Z2 qubit tapering is implemented in InQuanto by the inquanto.symmetry.TapererZ2 class. To taper an operator, symmetry operators and the symmetry sectors of a known reference state must be provided. Symmetry operators may be obtained from either the fermionic or qubit space; however, in the former case the operators must be mapped to qubit operators using the same fermion-to-qubit encoding scheme as the qubit operator. Once the TapererZ2 object is instantiated for a given set of symmetry operators and sectors, it may be used to find tapered operators and states as below.
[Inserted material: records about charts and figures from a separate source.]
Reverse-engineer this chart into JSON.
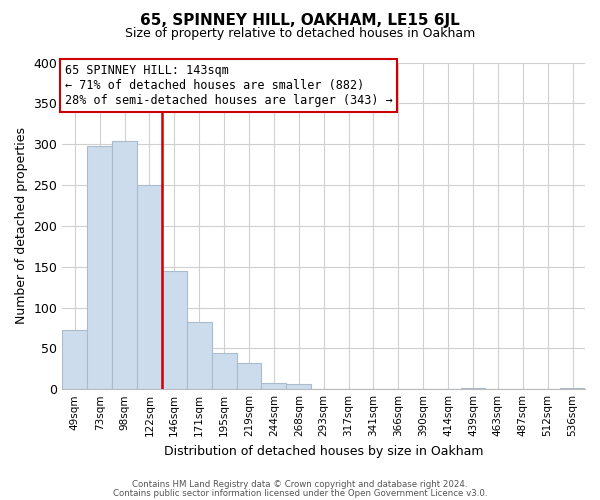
{
  "title": "65, SPINNEY HILL, OAKHAM, LE15 6JL",
  "subtitle": "Size of property relative to detached houses in Oakham",
  "xlabel": "Distribution of detached houses by size in Oakham",
  "ylabel": "Number of detached properties",
  "bar_labels": [
    "49sqm",
    "73sqm",
    "98sqm",
    "122sqm",
    "146sqm",
    "171sqm",
    "195sqm",
    "219sqm",
    "244sqm",
    "268sqm",
    "293sqm",
    "317sqm",
    "341sqm",
    "366sqm",
    "390sqm",
    "414sqm",
    "439sqm",
    "463sqm",
    "487sqm",
    "512sqm",
    "536sqm"
  ],
  "bar_values": [
    73,
    298,
    304,
    250,
    145,
    82,
    44,
    32,
    8,
    6,
    0,
    0,
    0,
    0,
    0,
    0,
    2,
    0,
    0,
    0,
    2
  ],
  "bar_color": "#ccdcec",
  "bar_edge_color": "#aabccc",
  "vline_color": "#cc0000",
  "annotation_title": "65 SPINNEY HILL: 143sqm",
  "annotation_line1": "← 71% of detached houses are smaller (882)",
  "annotation_line2": "28% of semi-detached houses are larger (343) →",
  "annotation_box_color": "white",
  "annotation_box_edge": "#cc0000",
  "ylim": [
    0,
    400
  ],
  "yticks": [
    0,
    50,
    100,
    150,
    200,
    250,
    300,
    350,
    400
  ],
  "footnote1": "Contains HM Land Registry data © Crown copyright and database right 2024.",
  "footnote2": "Contains public sector information licensed under the Open Government Licence v3.0.",
  "background_color": "white",
  "grid_color": "#d0d0d0"
}
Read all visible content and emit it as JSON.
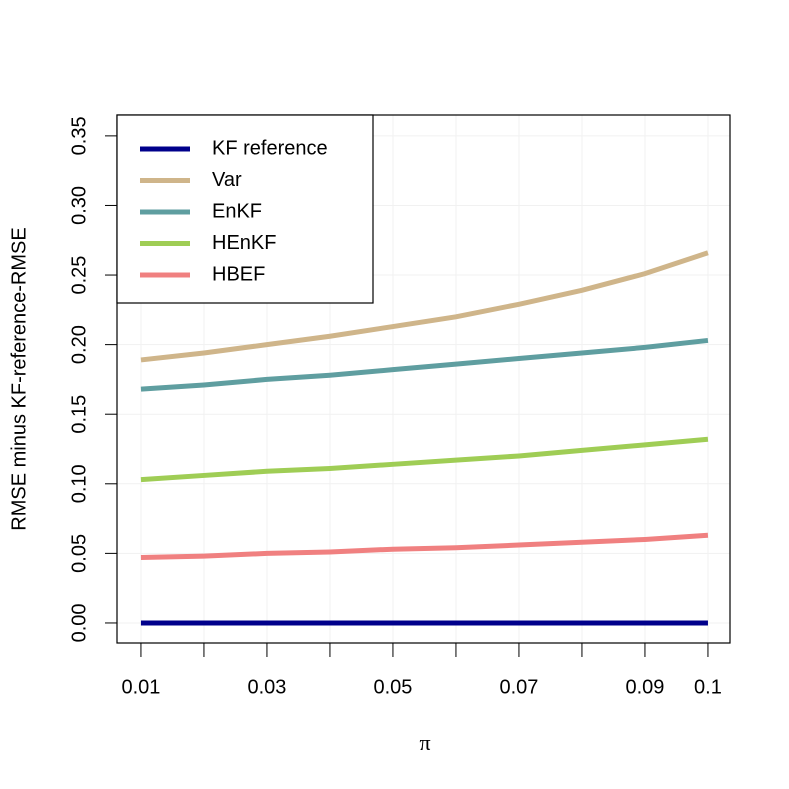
{
  "chart_data": {
    "type": "line",
    "x_label": "π",
    "y_label": "RMSE minus KF-reference-RMSE",
    "x": [
      0.01,
      0.02,
      0.03,
      0.04,
      0.05,
      0.06,
      0.07,
      0.08,
      0.09,
      0.1
    ],
    "series": [
      {
        "name": "KF reference",
        "color": "#00008b",
        "values": [
          0,
          0,
          0,
          0,
          0,
          0,
          0,
          0,
          0,
          0
        ]
      },
      {
        "name": "Var",
        "color": "#cfb58a",
        "values": [
          0.189,
          0.194,
          0.2,
          0.206,
          0.213,
          0.22,
          0.229,
          0.239,
          0.251,
          0.266
        ]
      },
      {
        "name": "EnKF",
        "color": "#5f9ea0",
        "values": [
          0.168,
          0.171,
          0.175,
          0.178,
          0.182,
          0.186,
          0.19,
          0.194,
          0.198,
          0.203
        ]
      },
      {
        "name": "HEnKF",
        "color": "#9fcd55",
        "values": [
          0.103,
          0.106,
          0.109,
          0.111,
          0.114,
          0.117,
          0.12,
          0.124,
          0.128,
          0.132
        ]
      },
      {
        "name": "HBEF",
        "color": "#f08080",
        "values": [
          0.047,
          0.048,
          0.05,
          0.051,
          0.053,
          0.054,
          0.056,
          0.058,
          0.06,
          0.063
        ]
      }
    ],
    "xlim": [
      0.0062,
      0.1035
    ],
    "ylim": [
      -0.0144,
      0.365
    ],
    "xticks": [
      0.01,
      0.03,
      0.05,
      0.07,
      0.09,
      0.1
    ],
    "xticks_unlabeled": [
      0.02,
      0.04,
      0.06,
      0.08
    ],
    "yticks": [
      {
        "value": 0,
        "label": "0.00"
      },
      {
        "value": 0.05,
        "label": "0.05"
      },
      {
        "value": 0.1,
        "label": "0.10"
      },
      {
        "value": 0.15,
        "label": "0.15"
      },
      {
        "value": 0.2,
        "label": "0.20"
      },
      {
        "value": 0.25,
        "label": "0.25"
      },
      {
        "value": 0.3,
        "label": "0.30"
      },
      {
        "value": 0.35,
        "label": "0.35"
      }
    ],
    "grid": true,
    "legend": "topleft"
  }
}
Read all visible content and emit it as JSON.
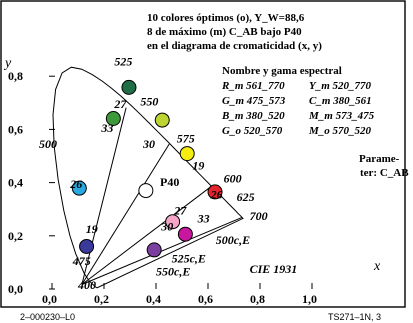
{
  "chart_data": {
    "type": "scatter",
    "title_lines": [
      "10 colores óptimos (o), Y_W=88,6",
      "8 de máximo (m) C_AB bajo P40",
      "en el diagrama de cromaticidad (x, y)"
    ],
    "legend": {
      "title": "Nombre y gama espectral",
      "entries": [
        {
          "left": "R_m 561_770",
          "right": "Y_m 520_770"
        },
        {
          "left": "G_m 475_573",
          "right": "C_m 380_561"
        },
        {
          "left": "B_m 380_520",
          "right": "M_m 573_475"
        },
        {
          "left": "G_o 520_570",
          "right": "M_o 570_520"
        }
      ]
    },
    "side_note": [
      "Parame-",
      "ter: C_AB"
    ],
    "xlabel": "x",
    "ylabel": "y",
    "xlim": [
      0.0,
      1.0
    ],
    "ylim": [
      0.0,
      0.9
    ],
    "x_ticks": [
      "0,0",
      "0,2",
      "0,4",
      "0,6",
      "0,8",
      "1,0"
    ],
    "y_ticks": [
      "0,0",
      "0,2",
      "0,4",
      "0,6",
      "0,8"
    ],
    "spectral_labels": [
      {
        "text": "400",
        "x": 0.1,
        "y": 0.0
      },
      {
        "text": "475",
        "x": 0.08,
        "y": 0.09
      },
      {
        "text": "19",
        "x": 0.13,
        "y": 0.21
      },
      {
        "text": "26",
        "x": 0.07,
        "y": 0.38
      },
      {
        "text": "500",
        "x": -0.05,
        "y": 0.53
      },
      {
        "text": "33",
        "x": 0.19,
        "y": 0.59
      },
      {
        "text": "27",
        "x": 0.24,
        "y": 0.68
      },
      {
        "text": "525",
        "x": 0.24,
        "y": 0.84
      },
      {
        "text": "550",
        "x": 0.34,
        "y": 0.69
      },
      {
        "text": "30",
        "x": 0.35,
        "y": 0.53
      },
      {
        "text": "575",
        "x": 0.48,
        "y": 0.55
      },
      {
        "text": "19",
        "x": 0.54,
        "y": 0.45
      },
      {
        "text": "600",
        "x": 0.66,
        "y": 0.4
      },
      {
        "text": "26",
        "x": 0.61,
        "y": 0.34
      },
      {
        "text": "625",
        "x": 0.71,
        "y": 0.33
      },
      {
        "text": "700",
        "x": 0.76,
        "y": 0.26
      },
      {
        "text": "27",
        "x": 0.47,
        "y": 0.28
      },
      {
        "text": "33",
        "x": 0.56,
        "y": 0.25
      },
      {
        "text": "30",
        "x": 0.42,
        "y": 0.22
      },
      {
        "text": "500c,E",
        "x": 0.63,
        "y": 0.17
      },
      {
        "text": "525c,E",
        "x": 0.46,
        "y": 0.1
      },
      {
        "text": "550c,E",
        "x": 0.4,
        "y": 0.05
      },
      {
        "text": "CIE 1931",
        "x": 0.76,
        "y": 0.06
      }
    ],
    "center_label": "P40",
    "series": [
      {
        "x": 0.133,
        "y": 0.16,
        "color": "#3b3a9c"
      },
      {
        "x": 0.105,
        "y": 0.379,
        "color": "#29a9e0"
      },
      {
        "x": 0.236,
        "y": 0.641,
        "color": "#3c9a3a"
      },
      {
        "x": 0.296,
        "y": 0.758,
        "color": "#1f6e45"
      },
      {
        "x": 0.424,
        "y": 0.635,
        "color": "#bed432"
      },
      {
        "x": 0.52,
        "y": 0.509,
        "color": "#f6ee12"
      },
      {
        "x": 0.627,
        "y": 0.365,
        "color": "#e5242b"
      },
      {
        "x": 0.464,
        "y": 0.253,
        "color": "#f5a6c8"
      },
      {
        "x": 0.513,
        "y": 0.206,
        "color": "#c8179e"
      },
      {
        "x": 0.393,
        "y": 0.147,
        "color": "#7b3fa0"
      }
    ],
    "white_point": {
      "x": 0.361,
      "y": 0.37,
      "color": "#ffffff"
    },
    "lines": [
      {
        "from": [
          0.115,
          0.017
        ],
        "to": [
          0.731,
          0.269
        ]
      },
      {
        "from": [
          0.115,
          0.017
        ],
        "to": [
          0.285,
          0.682
        ]
      },
      {
        "from": [
          0.115,
          0.017
        ],
        "to": [
          0.451,
          0.545
        ]
      },
      {
        "from": [
          0.115,
          0.017
        ],
        "to": [
          0.613,
          0.386
        ]
      }
    ]
  },
  "footer": {
    "left": "2–000230–L0",
    "right": "TS271–1N, 3"
  }
}
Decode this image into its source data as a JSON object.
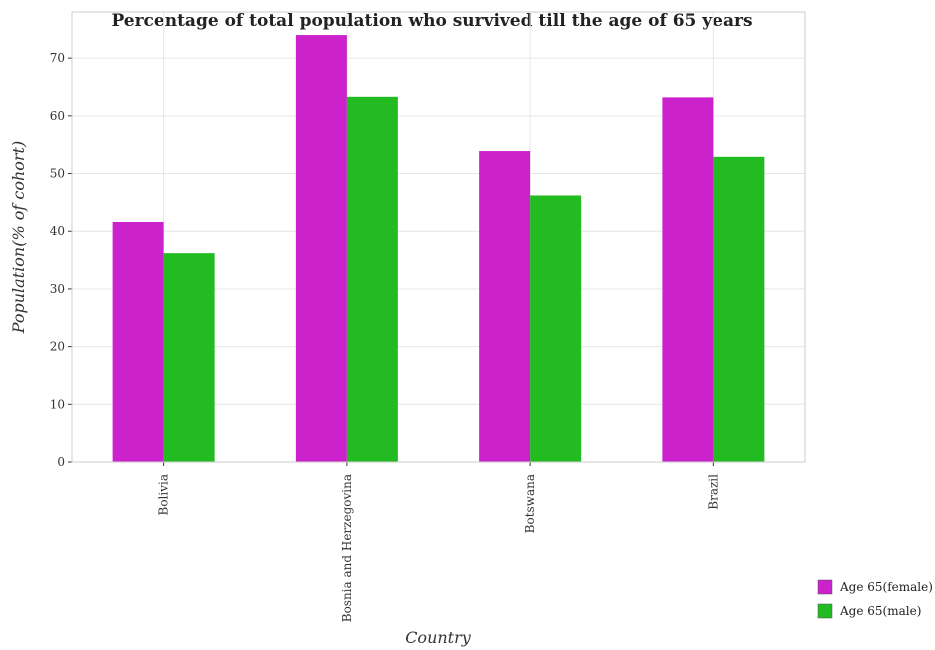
{
  "chart_data": {
    "type": "bar",
    "title": "Percentage of total population who survived till the age of 65 years",
    "xlabel": "Country",
    "ylabel": "Population(% of cohort)",
    "categories": [
      "Bolivia",
      "Bosnia and Herzegovina",
      "Botswana",
      "Brazil"
    ],
    "series": [
      {
        "name": "Age 65(female)",
        "color": "#cc22cc",
        "values": [
          41.6,
          74.0,
          53.9,
          63.2
        ]
      },
      {
        "name": "Age 65(male)",
        "color": "#22bb22",
        "values": [
          36.2,
          63.3,
          46.2,
          52.9
        ]
      }
    ],
    "yticks": [
      0,
      10,
      20,
      30,
      40,
      50,
      60,
      70
    ],
    "ylim": [
      0,
      78
    ],
    "grid": true,
    "legend_position": "bottom-right"
  }
}
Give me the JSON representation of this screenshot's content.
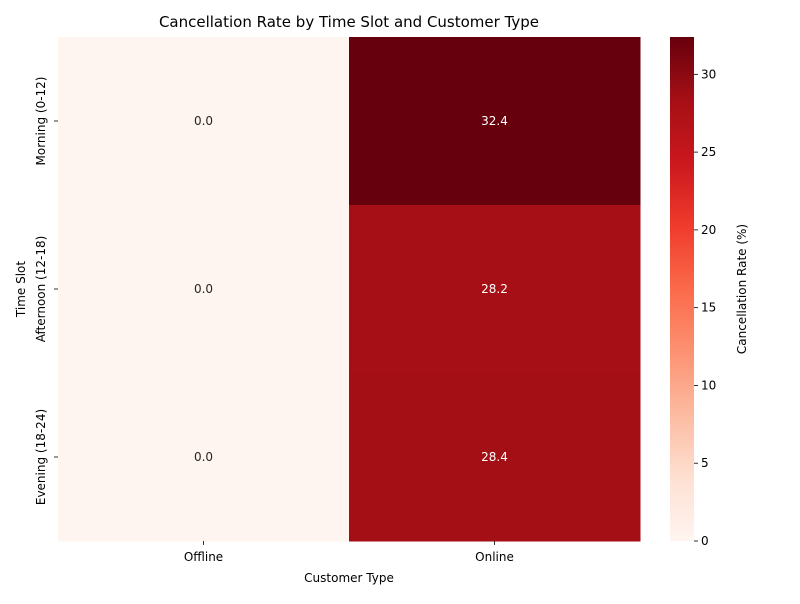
{
  "chart_data": {
    "type": "heatmap",
    "title": "Cancellation Rate by Time Slot and Customer Type",
    "xlabel": "Customer Type",
    "ylabel": "Time Slot",
    "x_categories": [
      "Offline",
      "Online"
    ],
    "y_categories": [
      "Morning (0-12)",
      "Afternoon (12-18)",
      "Evening (18-24)"
    ],
    "values": [
      [
        0.0,
        32.4
      ],
      [
        0.0,
        28.2
      ],
      [
        0.0,
        28.4
      ]
    ],
    "value_labels": [
      [
        "0.0",
        "32.4"
      ],
      [
        "0.0",
        "28.2"
      ],
      [
        "0.0",
        "28.4"
      ]
    ],
    "colorbar": {
      "label": "Cancellation Rate (%)",
      "range": [
        0,
        32.4
      ],
      "ticks": [
        0,
        5,
        10,
        15,
        20,
        25,
        30
      ],
      "colormap": [
        "#fff5f0",
        "#fee0d2",
        "#fcbba1",
        "#fc9272",
        "#fb6a4a",
        "#ef3b2c",
        "#cb181d",
        "#a50f15",
        "#67000d"
      ]
    },
    "grid": false,
    "legend": "colorbar-right"
  }
}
The object may be reused, if tapering multiple operators with the same symmetries is required.

from inquanto.symmetry import TapererZ2
hf_state = QubitState([1,1,0,0])
symmetry_sectors = [x.symmetry_sector(hf_state) for x in symmetry_operators_qubit]

taperer = TapererZ2(symmetry_operators_qubit, symmetry_sectors)
tapered_hamiltonian = taperer.tapered_operator(h2_hamiltonian)
print(tapered_hamiltonian)

(-0.29264467227722657, I0), (0.8248612119271042, Z0), (0.17966867956301552, X0)

Note that if using a tapered Hamiltonian in a variational algorithm, the ansatz state must also be tapered. This is performed using additional functionality of the ansatz classes.

from inquanto.ansatzes import FermionSpaceAnsatzUCCSD
from inquanto.states import FermionState
reference_state = FermionState([1,1,0,0])
ansatz = FermionSpaceAnsatzUCCSD(
fermion_space,
reference_state,
taperer=taperer,
tapering_exponent_check_behavior="discard",
)

Tip

For this to work, ansatz excitations must preserve symmetry. By default, FermionSpaceAnsatzUCCSD will check for symmetry violating excitations and throw an error if any are found. This behavior can be changed using the tapering_exponent_check_behavior parameter, which is described in the API reference documentation for FermionSpaceStateExp, the base class of FermionSpaceAnsatzUCCSD.

Tip

Note that in the example above, taperer and tapering_exponent_check_behavior are passed as **kwargs to FermionSpaceAnsatzUCCSD as it doesn’t have them as positional parameters. These are forwarded to its parent FermionSpaceStateExp class which handles the tapering.